Le vénérable Stéphane Hessel, dans sa sympathique introduction à notre livre commun à Régine et à moi, « Le militant contradictoire », a mis en valeur ma proposition sur un fondement humain, l’opposition entre Elan et Discipline.
A première vue cette « contradiction » majeure ressemble fort à l’opposition bergsonienne entre élan vital et enlisement dans l’inerte. Comme souvent cette vue initiale est fausse. Contrairement à Bergson, ce que j’appelle discipline n’est pas du tout l’inerte, ni même le pratico-inerte cher à Sartre. La discipline pour moi est aussi vivante que l’élan, aussi vitale.
La comparaison qui m’est venue à l’esprit est que je suis un animal vertébré au niveau aussi de la pensée. Celle-ci peut être intuition comme le proposait Bergson, encore lui.

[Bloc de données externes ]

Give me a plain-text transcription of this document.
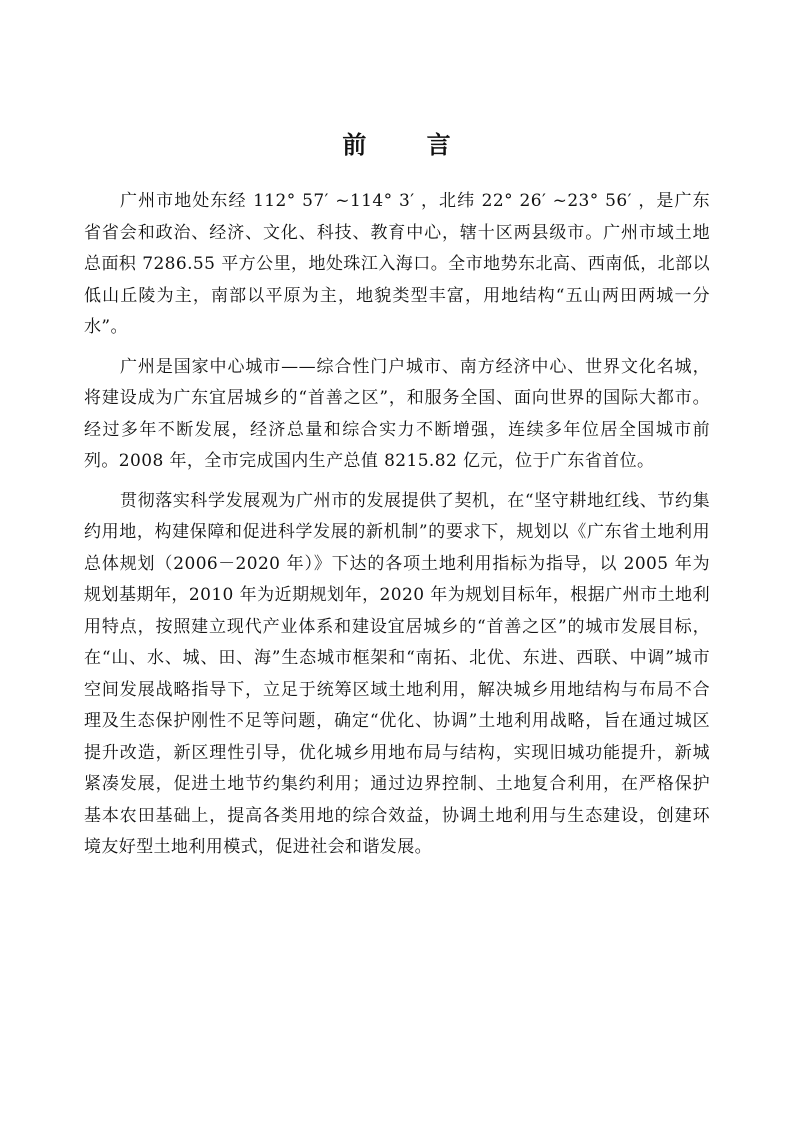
前 言

广州市地处东经 112° 57′ ~114° 3′ ，北纬 22° 26′ ~23° 56′ ，是广东省省会和政治、经济、文化、科技、教育中心，辖十区两县级市。广州市域土地总面积 7286.55 平方公里，地处珠江入海口。全市地势东北高、西南低，北部以低山丘陵为主，南部以平原为主，地貌类型丰富，用地结构“五山两田两城一分水”。

广州是国家中心城市——综合性门户城市、南方经济中心、世界文化名城，将建设成为广东宜居城乡的“首善之区”，和服务全国、面向世界的国际大都市。经过多年不断发展，经济总量和综合实力不断增强，连续多年位居全国城市前列。2008 年，全市完成国内生产总值 8215.82 亿元，位于广东省首位。

贯彻落实科学发展观为广州市的发展提供了契机，在“坚守耕地红线、节约集约用地，构建保障和促进科学发展的新机制”的要求下，规划以《广东省土地利用总体规划（2006－2020 年）》下达的各项土地利用指标为指导，以 2005 年为规划基期年，2010 年为近期规划年，2020 年为规划目标年，根据广州市土地利用特点，按照建立现代产业体系和建设宜居城乡的“首善之区”的城市发展目标，在“山、水、城、田、海”生态城市框架和“南拓、北优、东进、西联、中调”城市空间发展战略指导下，立足于统筹区域土地利用，解决城乡用地结构与布局不合理及生态保护刚性不足等问题，确定“优化、协调”土地利用战略，旨在通过城区提升改造，新区理性引导，优化城乡用地布局与结构，实现旧城功能提升，新城紧凑发展，促进土地节约集约利用；通过边界控制、土地复合利用，在严格保护基本农田基础上，提高各类用地的综合效益，协调土地利用与生态建设，创建环境友好型土地利用模式，促进社会和谐发展。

Mais la pensée essentielle dans l’espèce humaine est construite, structurée, en quelque sorte VERTÉBRÉE. ELLE DISPOSE MÊME D’UNE SORTE DE COLONNE VERTÉBRALE. Le squelette chez les vertébrés est aussi vivant que les autres organes du corps.
On ne peut dans l’humain séparer l’élan et la discipline. L’un ne va pas sans l’autre. L’un est aussi nécessaire que l’autre.
Que vient faire le haïku dans cette histoire prodigieuse ? A son niveau, souvent petit, il pose le problème de la dualité entre inspiration, sensible, concrète, et la discipline, au départ extérieure, de la versification ( dix-sept pieds ! ).
Dans mes poèmes j’ai essayé d »échapper à cette contrainte extérieure : despotismes de la rime, du vers régulier, du genre fixe comme dans le sonnet… Je suivais le courant contemporain, de loin dominant, par exemple dans le surréalisme. Le haïku me ramène aux bienfaits d’une discipline très exigeante, créatrice en elle-même.
Je me sens, toutes proportions gardées, proche des rhétoriqueurs de la fin du XV° siècle, à un moment où la poésie française se cherchait d’un genre à l’autre, par exemple le rondeau !, avant de créer, en partie sous influences italiennes, le fameux sonnet !! J’en suis loin.
N.B. : le haïku français, chez moi en tout cas, s’éloigne de son modèle japonais. Il est clairement abstrait.